What do you mean by “prove a fact about their decision theory”? Do you mean that you’re proving “a rational AI would use decision theory X and therefore use strategy Y”, or do you only mean “GIVEN that an AI uses decision theory X, they would use strategy Y”?
There seems to be a belief floating around this site that an AI could end up using any old kind of decision theory, depending on how it was programmed. Do you subscribe to this?
The “horrible strategy”, newcomb’s problem, and TDT games in general only make sense if player 2 (the player who acts second) can be simulated by player 1 in enough detail that player 1 can make a choice which is CONDITIONAL on player 2′s choice. A choice which, to reiterate, they have not yet actually made, and which they have an incentive to make differently than they are expected to.
The difficulty of achieving this may best be illustrated with an example. Here player 1, a human, and player 2, omega, are playing newcomb’s problem.
Player 1: “Omega is super-intelligent and super-rational. He uses updateless decision theory. Therefore, he will pick the winning strategy rather than the winning local move. Ergo, he will only take the opaque box. So, I should put money in both boxes. A = A.”
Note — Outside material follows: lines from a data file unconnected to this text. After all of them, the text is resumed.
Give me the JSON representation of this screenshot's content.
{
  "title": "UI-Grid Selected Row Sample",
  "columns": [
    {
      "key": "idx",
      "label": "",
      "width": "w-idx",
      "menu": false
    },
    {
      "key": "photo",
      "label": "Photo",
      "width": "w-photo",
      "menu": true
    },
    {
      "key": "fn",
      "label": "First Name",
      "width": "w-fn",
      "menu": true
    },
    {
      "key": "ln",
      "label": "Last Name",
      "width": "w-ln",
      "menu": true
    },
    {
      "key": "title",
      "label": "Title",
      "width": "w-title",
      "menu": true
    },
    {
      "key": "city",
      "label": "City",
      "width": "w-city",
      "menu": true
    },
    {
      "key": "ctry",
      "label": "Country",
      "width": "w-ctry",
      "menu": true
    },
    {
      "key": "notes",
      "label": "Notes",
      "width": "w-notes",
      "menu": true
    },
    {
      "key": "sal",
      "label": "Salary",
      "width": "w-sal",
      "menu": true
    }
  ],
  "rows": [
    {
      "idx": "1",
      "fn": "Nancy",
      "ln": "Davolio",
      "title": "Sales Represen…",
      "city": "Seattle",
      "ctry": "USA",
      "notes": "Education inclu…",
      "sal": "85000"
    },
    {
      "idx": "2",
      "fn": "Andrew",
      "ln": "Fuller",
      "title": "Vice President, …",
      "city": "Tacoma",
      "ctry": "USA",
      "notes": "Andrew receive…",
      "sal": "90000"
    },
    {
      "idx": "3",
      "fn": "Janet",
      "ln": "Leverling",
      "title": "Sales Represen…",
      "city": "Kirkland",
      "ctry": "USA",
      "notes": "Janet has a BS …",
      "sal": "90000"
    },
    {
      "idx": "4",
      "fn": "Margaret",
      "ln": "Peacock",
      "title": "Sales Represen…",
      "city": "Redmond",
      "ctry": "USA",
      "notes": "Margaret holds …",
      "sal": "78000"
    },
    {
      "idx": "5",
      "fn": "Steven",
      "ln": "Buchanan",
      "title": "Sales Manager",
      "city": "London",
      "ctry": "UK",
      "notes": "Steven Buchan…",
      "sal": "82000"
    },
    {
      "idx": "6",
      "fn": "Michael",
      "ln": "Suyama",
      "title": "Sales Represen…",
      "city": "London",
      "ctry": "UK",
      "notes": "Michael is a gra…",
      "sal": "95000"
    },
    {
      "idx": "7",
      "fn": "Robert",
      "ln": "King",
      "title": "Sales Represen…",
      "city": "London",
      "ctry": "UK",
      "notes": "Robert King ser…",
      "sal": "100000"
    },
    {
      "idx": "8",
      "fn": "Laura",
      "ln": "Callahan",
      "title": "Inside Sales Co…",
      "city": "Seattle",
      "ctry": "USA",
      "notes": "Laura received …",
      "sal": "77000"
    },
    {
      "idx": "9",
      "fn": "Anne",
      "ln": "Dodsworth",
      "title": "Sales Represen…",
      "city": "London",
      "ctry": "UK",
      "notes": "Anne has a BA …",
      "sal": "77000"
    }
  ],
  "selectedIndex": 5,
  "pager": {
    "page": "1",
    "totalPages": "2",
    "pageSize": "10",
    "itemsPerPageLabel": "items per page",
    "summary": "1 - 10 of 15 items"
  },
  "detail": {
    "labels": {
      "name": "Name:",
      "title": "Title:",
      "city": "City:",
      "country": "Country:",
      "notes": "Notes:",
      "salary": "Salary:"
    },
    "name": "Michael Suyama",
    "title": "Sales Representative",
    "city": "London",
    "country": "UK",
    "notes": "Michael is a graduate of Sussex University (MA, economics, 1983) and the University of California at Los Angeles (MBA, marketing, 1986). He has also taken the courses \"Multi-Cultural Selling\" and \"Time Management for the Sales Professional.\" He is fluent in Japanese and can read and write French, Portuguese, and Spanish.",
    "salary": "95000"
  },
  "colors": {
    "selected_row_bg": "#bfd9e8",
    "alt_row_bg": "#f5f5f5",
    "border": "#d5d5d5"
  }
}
Player 2: “Chump.” [takes both boxes]
But of course, this wouldn’t REALLY happen, because if omega reasoned locally like this, we’d somehow be able to predict that, right? and so we wouldn’t put money in the box, right? And so, being rational, he wouldn’t want to act like that, because then he’d get less money. So, he’d definitely one-box. Whew, glad we reasoned through that. Let’s put the money in both boxes now.
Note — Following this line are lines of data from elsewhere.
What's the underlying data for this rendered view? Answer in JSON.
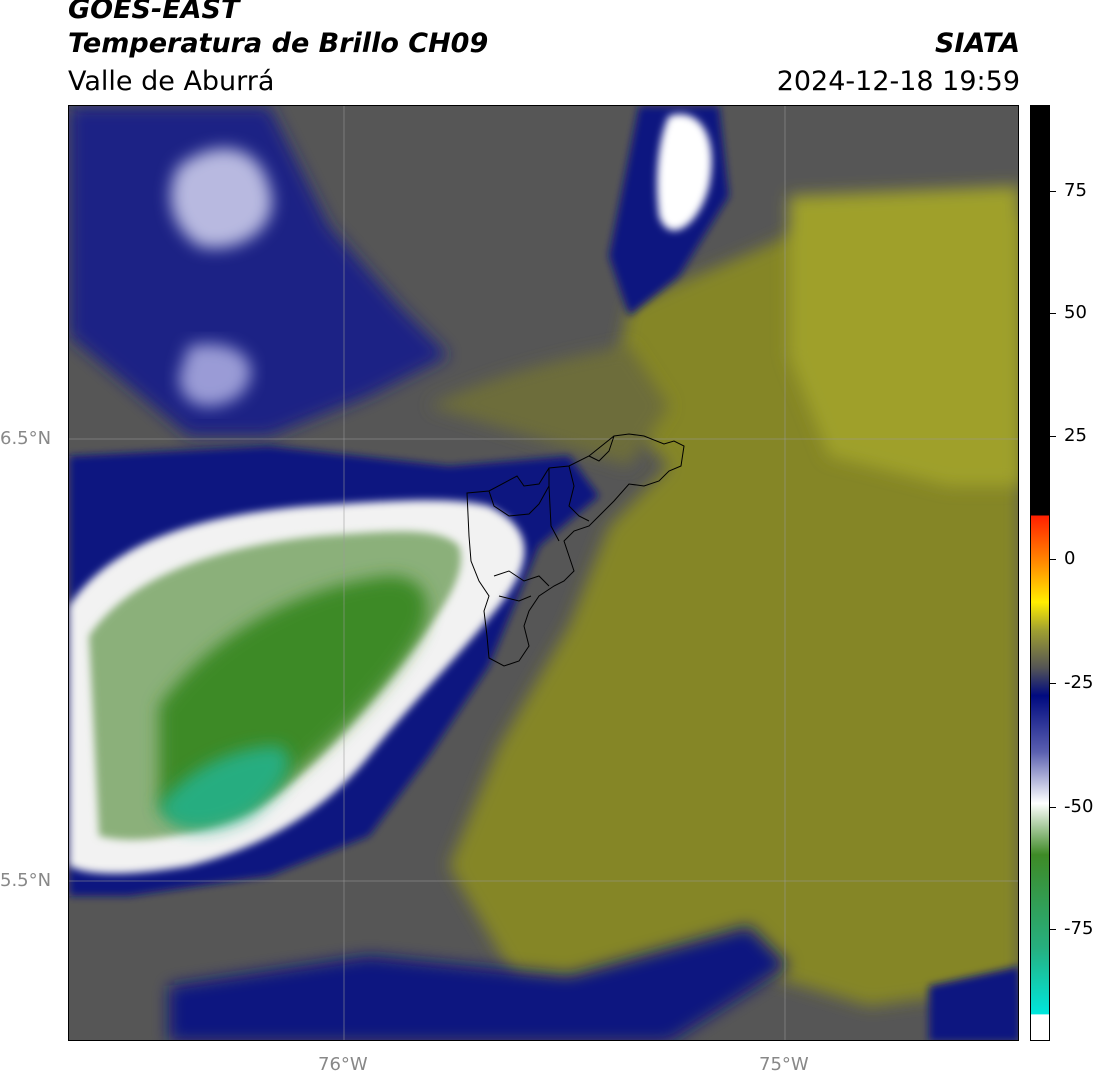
{
  "header": {
    "satellite": "GOES-EAST",
    "product": "Temperatura de Brillo CH09",
    "region": "Valle de Aburrá",
    "source": "SIATA",
    "datetime": "2024-12-18 19:59"
  },
  "axes": {
    "lat_labels": [
      "6.5°N",
      "5.5°N"
    ],
    "lon_labels": [
      "76°W",
      "75°W"
    ]
  },
  "colorbar": {
    "ticks": [
      "75",
      "50",
      "25",
      "0",
      "-25",
      "-50",
      "-75"
    ]
  },
  "colors": {
    "background_gray": "#555555",
    "olive": "#8e8f2d",
    "yellow_olive": "#a3a227",
    "navy": "#000a80",
    "blue_mid": "#4a4fa8",
    "white": "#ffffff",
    "green_dark": "#3e8a26",
    "teal": "#26b080",
    "cyan": "#00e6dc",
    "black": "#000000",
    "red": "#ff2000"
  }
}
Player 2: “Chump.” [takes both boxes]
The problem is, he can keep doing this no matter how fancy our reasoning gets, because at the end of the day, WE CAN’T SIMULATE HIS THINKING. It’s not enough to do some handwavy reasoning about decision theories and payoff matrixes and stuff, in order to do a UDT bargain, we have to actually be able to actually simulate his brain. To not just see his thinking on the horizon, as it were, but to be A STEP AHEAD. And this we cannot do.
Actually come to think of it, an even better analogy than a switched up newcomb’s problem is a switched up parfit’s hitchhiker. The human vs. human version works, not perfectly by any means, but at least to some extent, because humans are imperfect liars. You can’t simulate another human’s brain in perfect detail, but sometimes you can be a step ahead of them.
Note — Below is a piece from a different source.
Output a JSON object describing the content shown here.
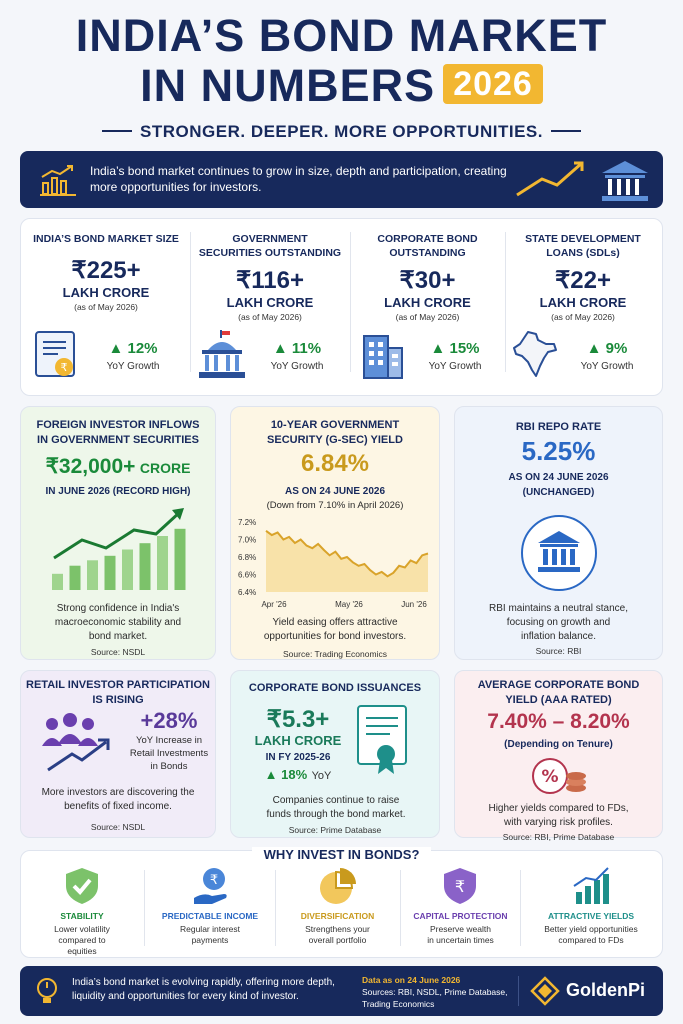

If the hitchhiker is omega, you can’t. This is a bad thing for both you and omega, but it’s not something either of you can change. Omega could self-modify to become Omega+, who’s just like omega except that he never lies, but he would have no way of proving to you that he had done so. Maybe omega will get lucky, and you’ll convince yourself through some flawed and convoluted reasoning that he has an incentive to do this, but he actually doesn’t, because there’s no possible way it will impact your decision.
Consider this. Omega promises to give you $500 if you take him into town, you agree, when you get to town he calls you a chump and runs away. What is your reaction? Do you think to yourself “DOES NOT COMPUTE”?
Omega got everything he wanted, so presumably his actions were rational. Why did your model not predict this?